Chocolate Peanut Butter Breakfast Cookies
Prep time
Cook time
Total time
Chocolate + peanut butter in a cookie that's healthy enough to eat for breakfast!
Recipe type: breakfast
Cuisine: American
Serves: 12-16 cookies
  • 2 Tbsp coconut oil
  • 2 heaping Tbsp peanut butter (I used Justin's)
  • ¼ cup honey
  • 1 Tbsp brown sugar
  • 1 large egg
  • ½ cup plain Greek yogurt (I used Stonyfield whole milk Greek)
  • 1 tsp vanilla
  • 1½ cups oats
  • ¼ cup flaxseed meal (I used Bob's Red Mill)
  • ¼ cup chopped walnuts (or use peanuts)
  • ¼ tsp salt
  • ½ tsp cinnamon
  • Pinch nutmeg
  • ½ cup chocolate chips or chopped chocolate
  1. Whisk together coconut oil, peanut butter, honey and brown sugar in the bottom of a mixing bowl.
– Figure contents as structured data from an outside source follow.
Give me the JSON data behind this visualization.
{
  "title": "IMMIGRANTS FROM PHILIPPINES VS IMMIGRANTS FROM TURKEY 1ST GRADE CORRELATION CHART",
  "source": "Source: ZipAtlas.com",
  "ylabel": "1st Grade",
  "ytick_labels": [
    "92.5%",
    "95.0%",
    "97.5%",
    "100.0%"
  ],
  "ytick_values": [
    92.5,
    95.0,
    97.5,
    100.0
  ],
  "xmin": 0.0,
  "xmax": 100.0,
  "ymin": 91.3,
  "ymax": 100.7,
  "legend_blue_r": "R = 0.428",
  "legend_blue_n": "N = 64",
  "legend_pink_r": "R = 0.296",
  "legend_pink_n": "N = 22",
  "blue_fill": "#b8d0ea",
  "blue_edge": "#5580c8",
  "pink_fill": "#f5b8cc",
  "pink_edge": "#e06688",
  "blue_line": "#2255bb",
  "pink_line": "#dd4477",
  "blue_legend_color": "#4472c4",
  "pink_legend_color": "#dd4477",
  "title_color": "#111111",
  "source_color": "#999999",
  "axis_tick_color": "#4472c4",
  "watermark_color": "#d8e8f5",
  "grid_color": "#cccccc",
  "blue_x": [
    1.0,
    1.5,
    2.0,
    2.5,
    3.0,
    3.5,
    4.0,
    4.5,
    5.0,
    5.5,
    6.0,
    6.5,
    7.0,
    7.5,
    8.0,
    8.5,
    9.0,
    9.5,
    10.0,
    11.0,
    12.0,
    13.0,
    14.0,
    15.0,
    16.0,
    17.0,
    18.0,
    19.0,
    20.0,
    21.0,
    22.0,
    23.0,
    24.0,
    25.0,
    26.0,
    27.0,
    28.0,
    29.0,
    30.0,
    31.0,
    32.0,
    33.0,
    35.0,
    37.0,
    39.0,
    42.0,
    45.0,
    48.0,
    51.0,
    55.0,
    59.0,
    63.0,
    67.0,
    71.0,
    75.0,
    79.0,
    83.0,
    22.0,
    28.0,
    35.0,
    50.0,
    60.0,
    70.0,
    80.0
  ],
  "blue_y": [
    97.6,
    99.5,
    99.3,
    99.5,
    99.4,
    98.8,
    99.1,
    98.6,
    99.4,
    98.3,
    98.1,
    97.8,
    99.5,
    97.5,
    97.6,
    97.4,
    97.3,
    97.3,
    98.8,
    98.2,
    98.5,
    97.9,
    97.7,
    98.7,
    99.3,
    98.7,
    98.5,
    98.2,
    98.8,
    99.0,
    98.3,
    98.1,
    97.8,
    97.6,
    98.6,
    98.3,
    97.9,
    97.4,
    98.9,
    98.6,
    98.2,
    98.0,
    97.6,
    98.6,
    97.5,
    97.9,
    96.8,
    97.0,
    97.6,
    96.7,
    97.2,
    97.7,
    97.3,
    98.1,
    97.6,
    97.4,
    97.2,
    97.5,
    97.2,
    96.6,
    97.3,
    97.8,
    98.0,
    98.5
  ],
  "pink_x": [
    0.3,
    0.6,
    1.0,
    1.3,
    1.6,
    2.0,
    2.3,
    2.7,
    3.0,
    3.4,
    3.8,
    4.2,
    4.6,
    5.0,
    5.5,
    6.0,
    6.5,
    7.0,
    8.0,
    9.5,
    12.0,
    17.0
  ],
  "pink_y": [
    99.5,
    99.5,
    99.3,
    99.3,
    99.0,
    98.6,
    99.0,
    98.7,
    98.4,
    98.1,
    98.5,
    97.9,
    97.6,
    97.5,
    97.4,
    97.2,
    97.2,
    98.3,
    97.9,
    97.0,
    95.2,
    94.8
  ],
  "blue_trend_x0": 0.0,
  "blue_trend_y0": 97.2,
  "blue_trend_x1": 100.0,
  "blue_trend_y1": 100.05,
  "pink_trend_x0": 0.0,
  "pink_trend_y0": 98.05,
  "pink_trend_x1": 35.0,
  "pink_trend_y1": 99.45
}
  2. Beat in egg, vanilla yogurt, cinnamon, salt and nutmeg.
  3. With a spatula, stir in oats, flax, and walnuts.
  4. Refrigerate mixture for 30 minutes.
  5. Preheat oven to 325 and line a baking sheet with parchment paper.
  6. Form balls of dough (2-3 Tbsp), place on sheet and use fingers to flatten slightly.
  7. Bake 16-18 minutes or until slightly firm to the touch and beginning to brown on the top and edges.
  8. Let cool 5 minutes on a baking rack.
  9. Extra cookies can be stored in an airtight container in the fridge for up to a week. Warm cookies slightly in the toaster oven or for 10 seconds in the microwave before enjoying.